康熙坐在软塌上喝茶,前朝的那些事多到处理不完,他好不容易歇了下来,只感觉脖子都是酸的。
「万岁爷。」
这时,李德全却是皱着眉心走了上来,康熙连忙放下手中的茶盏道:「朕记得之前新上供了几斛东珠,正好要去盛嫔那,你找出来朕待会带过去。」
李德全听闻后面上带着笑意,身子弯的低低的,:「这说来也是老奴的错。」他抬起头道:「前几日替万岁爷去看了盛嫔娘娘,瞧着娘娘的气色好多了。」
「哪知这盛嫔娘娘天生就是生的国色生香,这身子原来还没好全呢。」
「还没好?」
康熙扭过头,李德全赶紧往地上一跪:「都是奴才的错,替万岁爷心急了。」康熙本有些不悦,可听到这反倒是笑了出来。
「这心急的分明是朕,何时轮的上你了。」
李德全跪在地上往自个儿脸上扇了几巴掌, 「奴才与万岁爷是一条心,万岁爷着急想看盛嫔娘娘,奴才自然也想。」
「你倒是会说话。」
康熙摇着头,却是带着笑意的站起身来往前走:「这算来算去都病了半个月了,还没好,朕倒是要过去瞧瞧,这到底是这么回事。」
李德全微弓着身子,脸上带着笑,直往前走后才笑着轻喊道:「万岁爷摆驾秀水苑。」
康熙一路上坐着轿撵,到秀水苑不过一盏茶的功夫。
如今这五月过去,到了六月,天气越来越热了,秀水苑门口的湖面上种着不少的莲花,此时尽数开放,惊人的漂亮。
「盛嫔这院子选的好。」
康熙下去的时候还讚嘆了一声,这春日开着玉兰,夏日开着莲花,盛嫔就在这花丛中住着,美的倒不似凡人了。

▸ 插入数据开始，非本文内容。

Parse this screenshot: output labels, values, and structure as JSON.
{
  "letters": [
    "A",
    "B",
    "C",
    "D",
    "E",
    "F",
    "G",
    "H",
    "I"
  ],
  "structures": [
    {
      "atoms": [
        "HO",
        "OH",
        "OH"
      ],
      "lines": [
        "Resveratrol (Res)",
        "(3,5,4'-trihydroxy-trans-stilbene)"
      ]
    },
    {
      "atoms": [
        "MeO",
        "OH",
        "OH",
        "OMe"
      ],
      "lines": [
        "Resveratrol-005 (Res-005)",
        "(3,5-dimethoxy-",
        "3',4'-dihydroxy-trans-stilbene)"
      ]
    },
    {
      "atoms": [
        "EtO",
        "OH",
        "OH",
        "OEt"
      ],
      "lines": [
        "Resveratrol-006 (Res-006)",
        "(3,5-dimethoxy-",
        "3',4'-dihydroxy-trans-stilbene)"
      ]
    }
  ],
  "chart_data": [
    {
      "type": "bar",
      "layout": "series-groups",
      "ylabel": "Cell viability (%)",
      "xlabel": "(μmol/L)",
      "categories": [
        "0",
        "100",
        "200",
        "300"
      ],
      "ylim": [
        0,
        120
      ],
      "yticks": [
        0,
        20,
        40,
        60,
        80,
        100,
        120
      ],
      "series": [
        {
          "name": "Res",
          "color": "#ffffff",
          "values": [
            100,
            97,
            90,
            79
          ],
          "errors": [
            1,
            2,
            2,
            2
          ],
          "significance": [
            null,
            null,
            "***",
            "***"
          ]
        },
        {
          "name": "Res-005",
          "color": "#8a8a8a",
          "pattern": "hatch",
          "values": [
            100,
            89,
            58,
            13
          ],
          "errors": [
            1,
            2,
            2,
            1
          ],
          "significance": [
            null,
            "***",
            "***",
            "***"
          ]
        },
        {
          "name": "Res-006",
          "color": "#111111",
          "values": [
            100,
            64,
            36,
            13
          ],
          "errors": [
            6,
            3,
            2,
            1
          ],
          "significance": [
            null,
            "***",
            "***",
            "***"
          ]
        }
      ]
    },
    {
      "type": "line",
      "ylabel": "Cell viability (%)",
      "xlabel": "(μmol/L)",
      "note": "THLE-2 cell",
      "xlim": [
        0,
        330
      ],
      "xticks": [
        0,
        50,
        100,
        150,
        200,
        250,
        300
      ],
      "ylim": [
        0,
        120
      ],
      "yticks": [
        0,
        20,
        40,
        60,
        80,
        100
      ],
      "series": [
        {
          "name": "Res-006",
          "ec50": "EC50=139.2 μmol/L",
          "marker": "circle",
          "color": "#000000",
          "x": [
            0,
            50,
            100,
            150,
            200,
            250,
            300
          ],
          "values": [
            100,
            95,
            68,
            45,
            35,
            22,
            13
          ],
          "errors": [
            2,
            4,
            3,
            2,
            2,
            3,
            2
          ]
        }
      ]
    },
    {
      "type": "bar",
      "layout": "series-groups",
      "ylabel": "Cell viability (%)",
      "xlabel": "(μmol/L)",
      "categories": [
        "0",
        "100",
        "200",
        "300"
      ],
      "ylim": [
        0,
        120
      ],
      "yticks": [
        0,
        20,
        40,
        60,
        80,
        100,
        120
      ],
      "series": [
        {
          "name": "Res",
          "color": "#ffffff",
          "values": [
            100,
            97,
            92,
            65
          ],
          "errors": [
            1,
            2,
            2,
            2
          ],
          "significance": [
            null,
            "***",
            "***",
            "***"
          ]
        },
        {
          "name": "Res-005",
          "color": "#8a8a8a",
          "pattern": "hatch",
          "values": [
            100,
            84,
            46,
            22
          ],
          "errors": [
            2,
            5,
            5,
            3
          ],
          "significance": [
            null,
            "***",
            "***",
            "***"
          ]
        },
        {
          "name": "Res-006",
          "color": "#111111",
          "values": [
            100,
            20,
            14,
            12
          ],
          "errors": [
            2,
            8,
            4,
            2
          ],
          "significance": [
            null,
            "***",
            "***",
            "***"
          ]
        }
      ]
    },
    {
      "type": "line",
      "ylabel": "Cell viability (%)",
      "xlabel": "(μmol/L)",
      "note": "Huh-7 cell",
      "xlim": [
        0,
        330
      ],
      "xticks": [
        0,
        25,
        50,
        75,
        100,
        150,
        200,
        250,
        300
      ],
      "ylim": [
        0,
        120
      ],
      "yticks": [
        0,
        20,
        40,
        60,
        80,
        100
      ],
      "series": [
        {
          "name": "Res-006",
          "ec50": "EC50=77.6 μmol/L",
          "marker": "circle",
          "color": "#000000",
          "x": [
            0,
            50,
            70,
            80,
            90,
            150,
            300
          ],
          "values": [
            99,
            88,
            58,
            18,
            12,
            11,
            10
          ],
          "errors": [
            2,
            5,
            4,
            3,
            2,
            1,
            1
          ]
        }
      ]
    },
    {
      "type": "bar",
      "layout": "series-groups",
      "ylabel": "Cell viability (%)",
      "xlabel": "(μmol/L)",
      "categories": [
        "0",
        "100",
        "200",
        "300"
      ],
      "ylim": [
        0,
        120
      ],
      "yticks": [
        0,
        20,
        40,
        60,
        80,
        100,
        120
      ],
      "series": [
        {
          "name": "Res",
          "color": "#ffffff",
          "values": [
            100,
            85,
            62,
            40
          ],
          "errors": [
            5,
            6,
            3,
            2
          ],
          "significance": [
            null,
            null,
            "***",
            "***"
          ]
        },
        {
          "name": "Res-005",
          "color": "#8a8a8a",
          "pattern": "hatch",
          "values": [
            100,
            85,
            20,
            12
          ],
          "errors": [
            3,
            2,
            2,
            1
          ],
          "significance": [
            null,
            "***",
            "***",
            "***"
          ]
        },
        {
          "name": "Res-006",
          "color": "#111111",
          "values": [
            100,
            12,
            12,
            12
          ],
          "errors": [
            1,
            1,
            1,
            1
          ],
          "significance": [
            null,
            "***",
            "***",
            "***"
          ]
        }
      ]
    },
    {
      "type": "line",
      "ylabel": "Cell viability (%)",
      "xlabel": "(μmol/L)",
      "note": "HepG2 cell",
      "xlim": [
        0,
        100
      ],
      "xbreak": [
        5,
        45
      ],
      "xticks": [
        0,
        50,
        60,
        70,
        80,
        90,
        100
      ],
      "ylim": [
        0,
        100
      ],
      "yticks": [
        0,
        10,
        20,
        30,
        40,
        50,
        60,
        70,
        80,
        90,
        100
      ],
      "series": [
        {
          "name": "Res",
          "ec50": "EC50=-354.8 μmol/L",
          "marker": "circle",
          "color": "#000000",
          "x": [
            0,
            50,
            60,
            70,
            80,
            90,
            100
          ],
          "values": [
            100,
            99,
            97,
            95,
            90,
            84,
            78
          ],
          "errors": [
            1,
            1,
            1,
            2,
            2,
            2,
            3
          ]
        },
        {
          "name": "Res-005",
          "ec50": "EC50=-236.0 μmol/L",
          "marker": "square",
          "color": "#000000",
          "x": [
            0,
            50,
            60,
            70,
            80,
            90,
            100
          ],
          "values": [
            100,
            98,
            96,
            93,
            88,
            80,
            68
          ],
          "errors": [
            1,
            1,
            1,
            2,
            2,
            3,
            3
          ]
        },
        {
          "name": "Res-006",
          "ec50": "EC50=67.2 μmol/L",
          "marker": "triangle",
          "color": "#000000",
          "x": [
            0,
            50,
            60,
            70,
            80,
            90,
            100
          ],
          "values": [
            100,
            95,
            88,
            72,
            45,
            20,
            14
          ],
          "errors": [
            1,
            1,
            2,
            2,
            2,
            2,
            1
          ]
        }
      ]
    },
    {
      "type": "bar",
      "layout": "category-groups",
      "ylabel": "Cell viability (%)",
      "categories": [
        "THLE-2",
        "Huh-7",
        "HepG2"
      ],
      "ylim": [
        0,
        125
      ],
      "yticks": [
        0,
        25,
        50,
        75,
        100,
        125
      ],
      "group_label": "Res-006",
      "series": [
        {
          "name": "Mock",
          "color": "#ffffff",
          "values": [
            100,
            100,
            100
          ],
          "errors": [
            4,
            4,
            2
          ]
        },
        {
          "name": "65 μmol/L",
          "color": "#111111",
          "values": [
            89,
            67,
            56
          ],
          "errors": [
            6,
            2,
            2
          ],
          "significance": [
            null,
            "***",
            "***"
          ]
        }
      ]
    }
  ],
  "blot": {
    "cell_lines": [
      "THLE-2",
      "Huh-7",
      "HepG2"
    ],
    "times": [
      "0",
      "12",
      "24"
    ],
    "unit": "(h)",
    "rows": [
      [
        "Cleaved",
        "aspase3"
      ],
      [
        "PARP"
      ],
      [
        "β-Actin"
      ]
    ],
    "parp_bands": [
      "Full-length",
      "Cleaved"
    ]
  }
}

「娘娘人美心善,自然是将这些花啊朵儿的养的比旁人要好些。」李德全弯着身子尽数的夸,康熙面上的笑意越发的明显了,小跑着的往殿内走去。
「盛嫔身子如何了?」
康熙撩起帘子往内殿去,迎面却撞上走上来的绿罗:「奴才叩见万岁爷。」绿罗低耸着眉眼,性格比以往要稳当不少。
「主子在里面休息,万岁爷过去的时候声音小一些。」
康熙听后,倒是不生气 他轻悄悄儿,黑色的长靴落在地面上,声音都小了许多。放轻着角部位往里走,就见内殿中盛琼华正躺在床榻上。
「怎么医治了这么多天,还不见好?」康熙的眉心皱起,俯身站咋床榻边仔细瞧了瞧:「瘦了。」
几日不见,盛嫔越发的消瘦了许多,她年纪小,身子弱,这般消瘦下去惹的康熙着实的心疼,他轻嘆一声,手指伸出去,在盛嫔的脸颊上抚了抚。